Prohormone convertase 2 activity is increased in the hippocampus of Wfs1 knockout mice.

Background: Mutations in WFS1 gene cause Wolfram syndrome, which is a rare autosomal recessive disorder, characterized by diabetes insipidus, diabetes mellitus, optic nerve atrophy, and deafness. The WFS1 gene product wolframin is located in the endoplasmic reticulum. Mice lacking this gene exhibit disturbances in the processing and secretion of peptides, such as vasopressin and insulin. In the brain, high levels of the wolframin protein have been observed in the hippocampus, amygdala, and limbic structures. The aim of this study was to investigate the effect of Wfs1 knockout (KO) on peptide processing in mouse hippocampus. A peptidomic approach was used to characterize individual peptides in the hippocampus of wild-type and Wfs1 KO mice. Results: We identified 126 peptides in hippocampal extracts and the levels of 10 peptides differed between Wfs1 KO and wild-type mice at P < 0.05. The peptide with the largest alteration was little-LEN, which level was 25 times higher in the hippocampus of Wfs1 KO mice compared to wild-type mice. Processing (cleavage) of little-LEN from the Pcsk1n gene product proSAAS involves prohormone convertase 2 (PC2). Thus, PC2 activity was measured in extracts prepared from the hippocampus of Wfs1 KO mice. The activity of PC2 in Wfs1 mutant mice was significantly higher (149.9 ± 2.3%, p < 0.0001, n = 8) than in wild-type mice (100.0 ± 7.0%, n = 8). However, Western blot analysis showed that protein levels of 7B2, proPC2 and PC2 were same in both groups, and so were gene expression levels. Conclusion: Processing of proSAAS is altered in the hippocampus of Wfs1-KO mice, which is caused by increased activity of PC2. Increased activity of PC2 in Wfs1 KO mice is not caused by alteration in the levels of PC2 protein. Our results suggest a functional link between Wfs1 and PC2. Thus, the detailed molecular mechanism of the role of Wfs1 in the regulation of PC2 activity needs further investigation.
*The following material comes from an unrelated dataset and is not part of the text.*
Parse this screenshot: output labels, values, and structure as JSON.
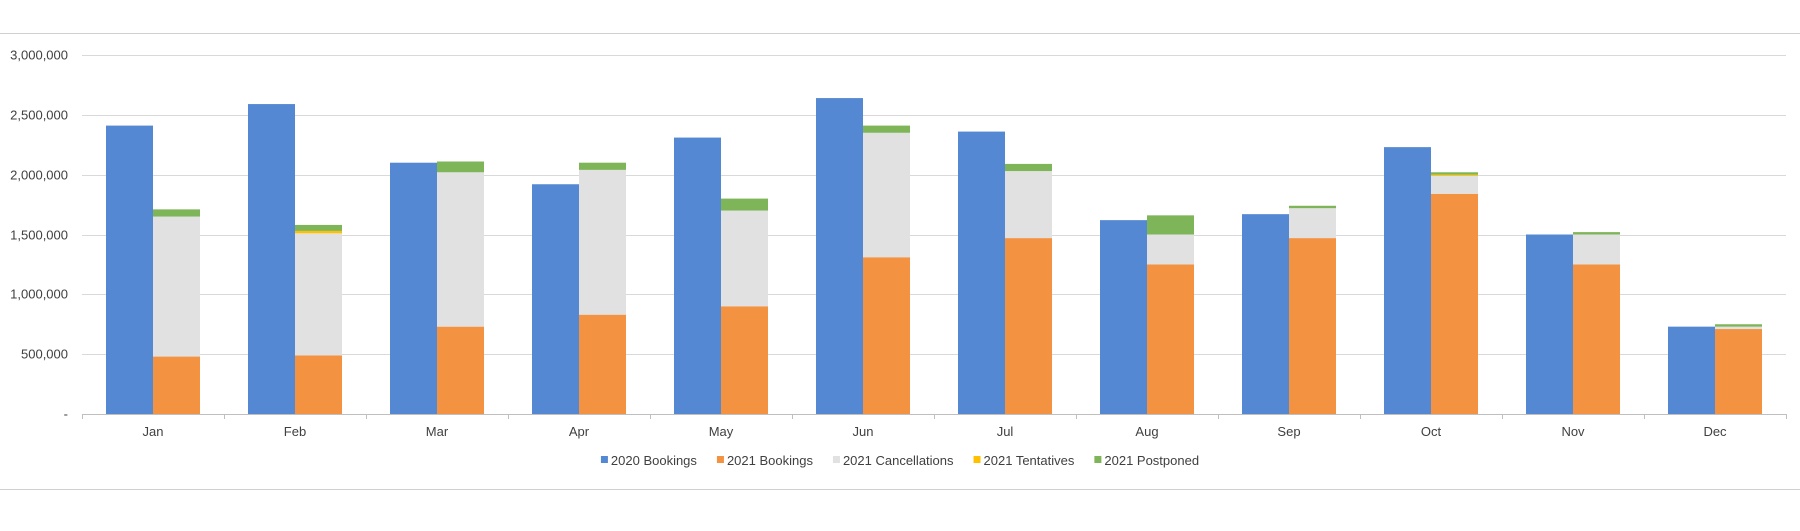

Preventive treatment with liraglutide protects against development of glucose intolerance in a rat model of Wolfram syndrome

Wolfram syndrome (WS) is a rare autosomal recessive disorder caused by mutations in the WFS1 (Wolframin1) gene. The syndrome first manifests as diabetes mellitus, followed by optic nerve atrophy, deafness, and neurodegeneration. The underlying mechanism is believed to be a dysregulation of endoplasmic reticulum (ER) stress response, which ultimately leads to cellular death. Treatment with glucagon-like peptide-1 (GLP-1) receptor agonists has been shown to normalize ER stress response in several in vitro and in vivo models. Early chronic intervention with the GLP-1 receptor agonist liraglutide starting before the onset of metabolic symptoms prevented the development of glucose intolerance, improved insulin and glucagon secretion control, reduced ER stress and inflammation in Langerhans islets in Wfs1 mutant rats. Thus, treatment with GLP-1 receptor agonists might be a promising strategy as a preventive treatment for human WS patients.